Well, all except one.
Roger Federer continued to defy his age, as the 35-year-old advanced to the semifinals of Wimbledon for the 11th time Wednesday. The Swiss legend withstood a tough test from Canadian Milos Raonic in the quarterfinals but still prevailed in straight sets, 6–4 6–2 7–6 (4).
Federer's victory is particularly notable considering whom he outlasted in London. In the quarterfinals, No. 1-seeded Andy Murray fell to Sam Querrey, while No. 2-seeded Novak Djokovic retired from his match against Tomas Berdych. Rafael Nadal, fresh off his French Open win, lost in the fourth round to Gilles Muller.
Entering Wimbledon, Federer had the best odds of winning at +200, according to online betting site Bovada. He was followed by Murray (+350), Nadal (+400) and Djokovic (+600).
Ahead of the semifinals, Federer, who has yet to drop a set, is now the odds-on favorite at -300, according to bet365. The rest of the field is mostly longshots, though Croatian Marin Cilic has +400 odds.
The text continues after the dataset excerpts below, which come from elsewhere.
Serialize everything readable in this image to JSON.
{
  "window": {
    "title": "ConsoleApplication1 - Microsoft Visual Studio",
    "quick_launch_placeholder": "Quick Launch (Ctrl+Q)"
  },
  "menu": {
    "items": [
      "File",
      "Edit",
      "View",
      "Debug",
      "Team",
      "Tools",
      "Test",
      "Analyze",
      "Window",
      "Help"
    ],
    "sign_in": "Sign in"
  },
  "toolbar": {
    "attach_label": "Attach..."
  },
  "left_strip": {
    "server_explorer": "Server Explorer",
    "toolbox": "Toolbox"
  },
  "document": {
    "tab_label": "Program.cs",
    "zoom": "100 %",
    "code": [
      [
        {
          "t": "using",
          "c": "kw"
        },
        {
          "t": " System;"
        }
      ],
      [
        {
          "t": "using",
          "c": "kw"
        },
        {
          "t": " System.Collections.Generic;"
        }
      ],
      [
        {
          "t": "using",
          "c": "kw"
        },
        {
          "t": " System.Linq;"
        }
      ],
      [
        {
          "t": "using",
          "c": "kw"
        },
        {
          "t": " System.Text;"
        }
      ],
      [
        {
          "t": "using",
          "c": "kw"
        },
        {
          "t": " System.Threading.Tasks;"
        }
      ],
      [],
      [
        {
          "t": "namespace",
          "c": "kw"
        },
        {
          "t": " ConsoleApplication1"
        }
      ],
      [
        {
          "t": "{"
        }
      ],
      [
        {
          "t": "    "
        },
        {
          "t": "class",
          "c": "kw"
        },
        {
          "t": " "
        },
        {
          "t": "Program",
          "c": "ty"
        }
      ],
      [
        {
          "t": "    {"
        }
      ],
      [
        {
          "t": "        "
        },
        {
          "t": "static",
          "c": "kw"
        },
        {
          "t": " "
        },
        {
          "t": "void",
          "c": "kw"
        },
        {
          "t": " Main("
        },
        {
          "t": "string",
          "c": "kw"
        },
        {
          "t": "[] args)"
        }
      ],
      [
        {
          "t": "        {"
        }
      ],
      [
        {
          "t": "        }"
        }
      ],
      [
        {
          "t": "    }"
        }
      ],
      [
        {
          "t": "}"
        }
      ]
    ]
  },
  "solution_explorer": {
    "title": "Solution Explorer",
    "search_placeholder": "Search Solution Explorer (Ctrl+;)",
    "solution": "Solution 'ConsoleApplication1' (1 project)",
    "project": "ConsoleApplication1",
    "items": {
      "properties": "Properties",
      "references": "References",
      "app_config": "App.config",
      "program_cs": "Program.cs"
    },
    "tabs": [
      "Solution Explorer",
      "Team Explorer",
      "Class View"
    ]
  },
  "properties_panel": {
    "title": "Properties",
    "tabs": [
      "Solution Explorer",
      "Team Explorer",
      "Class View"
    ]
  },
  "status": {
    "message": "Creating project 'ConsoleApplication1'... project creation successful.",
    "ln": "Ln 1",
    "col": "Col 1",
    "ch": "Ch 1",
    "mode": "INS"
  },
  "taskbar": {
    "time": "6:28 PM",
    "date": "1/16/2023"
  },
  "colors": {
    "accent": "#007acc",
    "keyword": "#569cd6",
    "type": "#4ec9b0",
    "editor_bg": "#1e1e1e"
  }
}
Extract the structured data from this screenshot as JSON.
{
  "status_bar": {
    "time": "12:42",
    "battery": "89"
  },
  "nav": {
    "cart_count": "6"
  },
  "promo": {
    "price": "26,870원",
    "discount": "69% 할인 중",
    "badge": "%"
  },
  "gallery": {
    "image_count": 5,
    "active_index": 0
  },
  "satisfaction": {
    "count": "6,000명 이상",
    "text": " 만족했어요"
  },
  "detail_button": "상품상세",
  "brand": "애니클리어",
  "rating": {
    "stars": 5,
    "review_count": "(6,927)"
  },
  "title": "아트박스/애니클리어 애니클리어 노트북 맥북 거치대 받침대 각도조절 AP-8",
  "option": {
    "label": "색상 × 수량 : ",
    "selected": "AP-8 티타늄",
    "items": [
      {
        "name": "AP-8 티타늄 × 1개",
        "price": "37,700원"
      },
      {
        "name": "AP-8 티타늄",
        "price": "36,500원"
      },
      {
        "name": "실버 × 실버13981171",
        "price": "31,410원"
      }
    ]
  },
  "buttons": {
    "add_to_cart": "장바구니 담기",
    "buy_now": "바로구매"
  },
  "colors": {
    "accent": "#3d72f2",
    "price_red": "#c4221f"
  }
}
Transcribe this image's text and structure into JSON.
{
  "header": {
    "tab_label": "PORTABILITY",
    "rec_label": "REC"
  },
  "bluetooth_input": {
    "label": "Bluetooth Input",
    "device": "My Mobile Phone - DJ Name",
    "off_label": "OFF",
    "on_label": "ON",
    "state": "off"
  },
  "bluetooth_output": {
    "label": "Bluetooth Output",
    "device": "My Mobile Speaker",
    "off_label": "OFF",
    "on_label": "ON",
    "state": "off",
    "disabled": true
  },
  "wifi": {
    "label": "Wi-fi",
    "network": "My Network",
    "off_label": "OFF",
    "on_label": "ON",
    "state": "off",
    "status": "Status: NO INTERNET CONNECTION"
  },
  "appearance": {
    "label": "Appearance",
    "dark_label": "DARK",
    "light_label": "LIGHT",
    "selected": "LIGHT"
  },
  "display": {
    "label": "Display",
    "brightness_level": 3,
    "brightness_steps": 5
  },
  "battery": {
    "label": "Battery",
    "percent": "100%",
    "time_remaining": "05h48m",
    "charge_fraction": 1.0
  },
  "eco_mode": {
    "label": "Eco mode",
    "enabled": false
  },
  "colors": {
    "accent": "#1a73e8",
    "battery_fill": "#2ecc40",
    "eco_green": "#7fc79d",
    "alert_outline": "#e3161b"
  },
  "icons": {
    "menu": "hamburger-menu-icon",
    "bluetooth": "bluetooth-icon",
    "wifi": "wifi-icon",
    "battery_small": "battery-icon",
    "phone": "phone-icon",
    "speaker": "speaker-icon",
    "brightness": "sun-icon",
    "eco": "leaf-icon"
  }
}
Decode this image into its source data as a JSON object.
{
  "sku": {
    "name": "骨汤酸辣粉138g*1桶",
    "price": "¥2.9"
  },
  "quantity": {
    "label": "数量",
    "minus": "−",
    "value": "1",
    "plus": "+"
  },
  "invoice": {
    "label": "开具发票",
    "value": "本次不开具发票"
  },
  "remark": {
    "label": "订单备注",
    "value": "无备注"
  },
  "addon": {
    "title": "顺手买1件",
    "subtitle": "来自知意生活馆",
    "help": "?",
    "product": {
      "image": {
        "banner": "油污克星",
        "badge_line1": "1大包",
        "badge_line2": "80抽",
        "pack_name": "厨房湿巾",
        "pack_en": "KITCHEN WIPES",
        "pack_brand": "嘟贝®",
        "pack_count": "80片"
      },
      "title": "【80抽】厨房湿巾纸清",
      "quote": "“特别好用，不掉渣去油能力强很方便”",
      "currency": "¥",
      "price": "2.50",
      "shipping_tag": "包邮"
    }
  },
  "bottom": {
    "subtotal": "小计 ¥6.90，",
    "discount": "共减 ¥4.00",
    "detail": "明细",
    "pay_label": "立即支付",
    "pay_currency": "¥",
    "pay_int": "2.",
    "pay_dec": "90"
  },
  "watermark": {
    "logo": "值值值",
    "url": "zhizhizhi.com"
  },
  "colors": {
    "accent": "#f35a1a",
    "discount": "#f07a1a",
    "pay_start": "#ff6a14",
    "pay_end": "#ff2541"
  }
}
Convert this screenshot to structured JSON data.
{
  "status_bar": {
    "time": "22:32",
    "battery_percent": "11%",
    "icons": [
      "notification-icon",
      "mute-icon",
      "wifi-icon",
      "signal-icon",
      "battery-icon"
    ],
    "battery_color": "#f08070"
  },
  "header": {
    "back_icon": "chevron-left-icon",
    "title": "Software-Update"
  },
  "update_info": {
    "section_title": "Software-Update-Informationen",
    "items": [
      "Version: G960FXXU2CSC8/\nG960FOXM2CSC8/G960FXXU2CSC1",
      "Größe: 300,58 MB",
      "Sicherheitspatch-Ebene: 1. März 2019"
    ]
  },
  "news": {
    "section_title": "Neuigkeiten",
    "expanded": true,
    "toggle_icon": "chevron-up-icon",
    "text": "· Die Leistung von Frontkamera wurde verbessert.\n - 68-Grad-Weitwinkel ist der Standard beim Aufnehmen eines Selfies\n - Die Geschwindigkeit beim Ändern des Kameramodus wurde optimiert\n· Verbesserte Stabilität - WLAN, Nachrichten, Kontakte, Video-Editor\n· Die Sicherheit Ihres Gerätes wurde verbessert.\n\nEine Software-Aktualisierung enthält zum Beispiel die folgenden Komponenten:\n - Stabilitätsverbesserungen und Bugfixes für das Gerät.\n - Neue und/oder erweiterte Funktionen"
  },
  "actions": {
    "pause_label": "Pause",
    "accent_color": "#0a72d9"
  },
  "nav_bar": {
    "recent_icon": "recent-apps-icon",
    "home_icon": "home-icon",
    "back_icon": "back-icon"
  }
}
Berdych (+1,200) and Querrey (+2,000) are major underdogs.
Federer faces Berdych on Friday at 8:00 a.m. ET. The match will mark the 25th meeting between the two, with Federer leading 18-6. Federer is favored to defeat Berdych, according to Bovada.
Whether or not he wins his eighth Wimbledon title, it's already been a fantastic year for Federer. He boasts a 29-2 record in 2017 and if he wins Wimbledon, he will be perfect in two Grand Slams this year. In January, he captured his sixth Australian Open after a seven-year drought. He also won the Indian Wells Masters and the Miami Open. In June, Federer secured his ninth title in Halle, Germany.
There seems to be added focus from Federer this year after previously dealing with nagging injuries. Meanwhile, skipping the French Open appears to have already paid dividends.
“I am much better prepared for Wimbledon this year,” Federer said after his win over Raonic. “In 2016, I had a hard time practicing (with) back and knee injuries. In matches, I couldn’t play freely. But I am normal again so I can focus on tactics.”
Should Federer prevail over Berdych, he will play the winner of Cilic-Querrey on Sunday in the men's final.